I don't know if that's the right word for it, but I am trying to come up with some regex's that can extract coefficients and exponents from a mathematical expression. The expression will come in the form 'axB+cxD+exF' where the lower case letters are the coefficients and the uppercase letters are the exponents. I have a regex that can match to both of them, but I'm wondering if I can use 2 regexs, one to match the coefficients and one for the exponents. Is there a way to match a number with a letter on one side of it without matching the letter? EG, in '3x3+6x2+2x1+8x0' I need to get ['3', '6', '2', '8'] and ['3', '2', '1', '0']
-
I am just added the signs to the coefficients...if there is a + then I ignore it, and the coefficient right next to it is left positive. If there is a - then I pick it up by just adding a -* just before the \d, it works just fine.user35288– user352882009-05-31 12:50:03 +00:00Commented May 31, 2009 at 12:50
Add a comment
|
3 Answers
You can use positive look-ahead to match something that is followed by something else. To match the coefficients, you can use:
>>> s = '3x3+6x2+2x1+8x0'
>>> re.findall(r'\d+(?=x)', s)
['3', '6', '2', '8']
From the documentation of the re module:
(?=...) Matches if ... matches next, but doesn’t consume any of the string. This is called a lookahead assertion. For example, Isaac (?=Asimov) will match 'Isaac ' only if it’s followed by 'Asimov'.

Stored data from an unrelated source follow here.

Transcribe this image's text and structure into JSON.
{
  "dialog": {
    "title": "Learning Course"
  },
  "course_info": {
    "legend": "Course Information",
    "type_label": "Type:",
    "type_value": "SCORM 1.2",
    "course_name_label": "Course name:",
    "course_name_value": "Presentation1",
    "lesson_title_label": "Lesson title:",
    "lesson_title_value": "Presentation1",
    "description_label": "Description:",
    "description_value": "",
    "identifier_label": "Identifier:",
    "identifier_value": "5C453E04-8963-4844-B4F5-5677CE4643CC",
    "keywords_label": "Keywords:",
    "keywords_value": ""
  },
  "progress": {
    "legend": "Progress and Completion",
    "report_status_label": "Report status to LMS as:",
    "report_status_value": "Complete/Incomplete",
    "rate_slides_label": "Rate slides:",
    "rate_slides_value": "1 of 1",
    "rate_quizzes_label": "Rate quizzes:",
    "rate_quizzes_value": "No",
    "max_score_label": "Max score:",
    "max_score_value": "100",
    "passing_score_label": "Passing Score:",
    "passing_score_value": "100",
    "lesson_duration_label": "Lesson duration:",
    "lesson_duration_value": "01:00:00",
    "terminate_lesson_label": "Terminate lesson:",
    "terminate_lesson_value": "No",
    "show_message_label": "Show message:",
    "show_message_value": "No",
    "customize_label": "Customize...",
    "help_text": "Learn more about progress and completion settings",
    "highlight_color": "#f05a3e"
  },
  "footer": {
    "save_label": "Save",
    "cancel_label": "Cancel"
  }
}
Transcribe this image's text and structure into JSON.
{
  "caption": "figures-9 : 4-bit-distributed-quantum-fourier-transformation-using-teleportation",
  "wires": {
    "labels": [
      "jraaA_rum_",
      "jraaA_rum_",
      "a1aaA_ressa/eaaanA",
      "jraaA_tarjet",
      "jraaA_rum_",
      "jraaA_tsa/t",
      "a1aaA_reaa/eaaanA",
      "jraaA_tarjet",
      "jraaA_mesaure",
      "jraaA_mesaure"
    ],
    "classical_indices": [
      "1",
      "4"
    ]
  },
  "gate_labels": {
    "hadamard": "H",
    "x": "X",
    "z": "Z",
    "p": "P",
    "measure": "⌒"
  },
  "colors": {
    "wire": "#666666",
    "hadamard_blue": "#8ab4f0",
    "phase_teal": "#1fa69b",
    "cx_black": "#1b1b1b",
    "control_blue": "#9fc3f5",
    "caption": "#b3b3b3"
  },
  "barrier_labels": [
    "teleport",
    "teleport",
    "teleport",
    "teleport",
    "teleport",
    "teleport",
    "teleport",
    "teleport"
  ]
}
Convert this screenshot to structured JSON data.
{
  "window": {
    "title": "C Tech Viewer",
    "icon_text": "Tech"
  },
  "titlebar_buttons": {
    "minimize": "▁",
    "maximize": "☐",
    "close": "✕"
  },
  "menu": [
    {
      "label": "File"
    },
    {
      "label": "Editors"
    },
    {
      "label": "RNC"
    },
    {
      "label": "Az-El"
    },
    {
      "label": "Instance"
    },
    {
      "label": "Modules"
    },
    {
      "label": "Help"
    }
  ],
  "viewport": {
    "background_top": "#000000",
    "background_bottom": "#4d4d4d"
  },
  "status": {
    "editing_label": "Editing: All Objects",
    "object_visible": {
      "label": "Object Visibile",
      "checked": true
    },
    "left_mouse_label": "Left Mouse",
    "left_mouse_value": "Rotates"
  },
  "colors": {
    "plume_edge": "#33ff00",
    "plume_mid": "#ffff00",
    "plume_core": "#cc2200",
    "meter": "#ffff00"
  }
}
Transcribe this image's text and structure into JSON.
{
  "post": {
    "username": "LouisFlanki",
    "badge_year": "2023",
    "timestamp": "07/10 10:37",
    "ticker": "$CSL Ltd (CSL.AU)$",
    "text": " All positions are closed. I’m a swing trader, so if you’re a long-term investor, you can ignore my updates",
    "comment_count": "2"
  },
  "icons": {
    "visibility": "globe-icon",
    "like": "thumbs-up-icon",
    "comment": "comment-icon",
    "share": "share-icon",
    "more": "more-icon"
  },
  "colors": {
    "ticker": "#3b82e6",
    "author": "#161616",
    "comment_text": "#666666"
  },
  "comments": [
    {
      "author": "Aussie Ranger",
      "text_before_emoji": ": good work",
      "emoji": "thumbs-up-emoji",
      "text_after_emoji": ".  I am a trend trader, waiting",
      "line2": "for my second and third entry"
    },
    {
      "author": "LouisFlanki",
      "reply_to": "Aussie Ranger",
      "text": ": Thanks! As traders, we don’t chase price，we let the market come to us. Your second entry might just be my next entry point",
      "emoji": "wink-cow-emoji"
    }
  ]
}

For the exponents, you can use positive look-behind instead:
>>> s = '3x3+6x2+2x1+8x0'
>>> re.findall(r'(?<=x)\d+', s)
['3', '2', '1', '0']
Again, from the docs:
(?<=...) Matches if the current position in the string is preceded by a match for ... that ends at the current position. This is called a positive lookbehind assertion. (?<=abc)def will find a match in abcdef, since the lookbehind will back up 3 characters and check if the contained pattern matches.
1 Comment
mechanical_meat
Nice work. I can't recall having read a better explanation of positive look-ahead/look-behind.
>>> import re
>>> equation = '3x3+6x2+2x1+8x0'
>>> re.findall(r'x([0-9]+)', equation)
['3', '2', '1', '0']
>>> re.findall(r'([0-9]+)x', equation)
['3', '6', '2', '8']
answered May 30, 2009 at 23:14
Paolo Bergantino
490k83 gold badges523 silver badges437 bronze badges
Comments
Yet another way to do it, without regex:
>>> eq = '3x3+6x2+2x1+8x0'
>>> op = eq.split('+')
['3x3', '6x2', '2x1', '8x0']
>>> [o.split('x')[0] for o in op]
['3', '6', '2', '8']
>>> [o.split('x')[1] for o in op]
['3', '2', '1', '0']